UPANISHADS GÉNÉRALES

 

Katha Rudra Upanishad

Upanishad-conte de Rudra


Traduite et annotée par M. Buttex
D'après la version anglaise du Prof. A. A. Ramanathan
Publiée par The Theosophical Publishing House, Madras

 

Notes préliminaires : RUDRA : « le Rouge brillant, le Pleureur », de “-rud”: pleurer - Shiva sous son aspect destructeur, « Maître des puissances terrifiantes », lorsqu'il dissout les mondes au moment d'un pralaya, utilisant pour ce faire la force cosmique de réabsorption. Il est aussi, sous cet aspect, « le Seigneur des larmes », car ses manifestations épouvantent les humains, que ce soient des catastrophes naturelles, des maladies et épidémies, ou des deuils.
           Dans le Rig Véda, Rudra est aussi Agni, dieu du Feu; au pl., les 11 Rudras sont les principes de vie, de nature ignée, qui gèrent les activités de destruction en vue de rénovation, dont le maître est Shiva. Rudra, en tant que Maître de la Connaissance, est aussi Shiva sous son aspect de Maître de la colère et de la peur, mais aussi de Yogi impeccable et redoutable, maître des pouvoirs secrets (siddhis), également de nature ignée.

           Dans cette Upanishad, c'est Brahma en personne qui donne un enseignement à l'assemblée des dieux.

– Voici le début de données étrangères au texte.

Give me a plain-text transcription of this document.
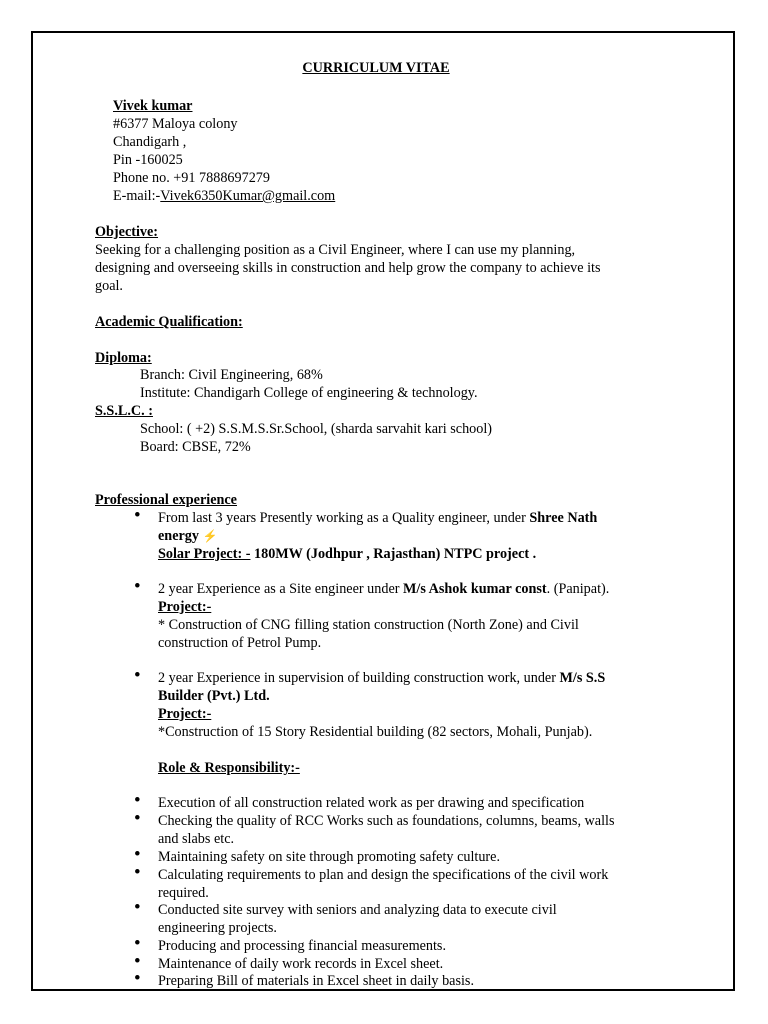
CURRICULUM VITAE
Vivek kumar
#6377 Maloya colony
Chandigarh ,
Pin -160025
Phone no. +91 7888697279
E-mail:-Vivek6350Kumar@gmail.com
Objective:
Seeking for a challenging position as a Civil Engineer, where I can use my planning,
designing and overseeing skills in construction and help grow the company to achieve its
goal.
Academic Qualification:
Diploma:
Branch: Civil Engineering, 68%
Institute: Chandigarh College of engineering & technology.
S.S.L.C. :
School: ( +2) S.S.M.S.Sr.School, (sharda sarvahit kari school)
Board: CBSE, 72%
Professional experience
•
From last 3 years Presently working as a Quality engineer, under Shree Nath
energy ⚡
Solar Project: - 180MW (Jodhpur , Rajasthan) NTPC project .
•
2 year Experience as a Site engineer under M/s Ashok kumar const. (Panipat).
Project:-
* Construction of CNG filling station construction (North Zone) and Civil
construction of Petrol Pump.
•
2 year Experience in supervision of building construction work, under M/s S.S
Builder (Pvt.) Ltd.
Project:-
*Construction of 15 Story Residential building (82 sectors, Mohali, Punjab).
Role & Responsibility:-
•
Execution of all construction related work as per drawing and specification
•
Checking the quality of RCC Works such as foundations, columns, beams, walls
and slabs etc.
•
Maintaining safety on site through promoting safety culture.
•
Calculating requirements to plan and design the specifications of the civil work
required.
•
Conducted site survey with seniors and analyzing data to execute civil
engineering projects.
•
Producing and processing financial measurements.
•
Maintenance of daily work records in Excel sheet.
•
Preparing Bill of materials in Excel sheet in daily basis.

Si elle est à rattacher aux Upanishads du Renoncement, elle figure néanmoins dans les Upanishads générales car – après une présentation détaillée de la procédure de renoncement et des injonctions subséquentes, elle adopte un point de vue essentiellement philosophique pour se consacrer longuement à la question essentielle : comment réaliser Brahman ? Et que signifie “avoir réalisé Brahman” ? Il est à noter que le concept de libération n'y apparaît qu'une fois (shloka 11), la motivation essentielle de cette approche étant la connaissance de Brahman, la connaissance en Brahman. Elle a, en son temps, suscité une école philosophique minoritaire, nommée KathaRudra.

 

Om ! Puisse-t-Il nous protéger tous deux !
Puisse-t-Il nous nourrir tous deux !
Puissions-nous travailler conjointement avec une grande énergie,
Que notre étude soit vigoureuse et porte fruit;
Que nous ne nous disputions pas, et que nous ne haïssions personne.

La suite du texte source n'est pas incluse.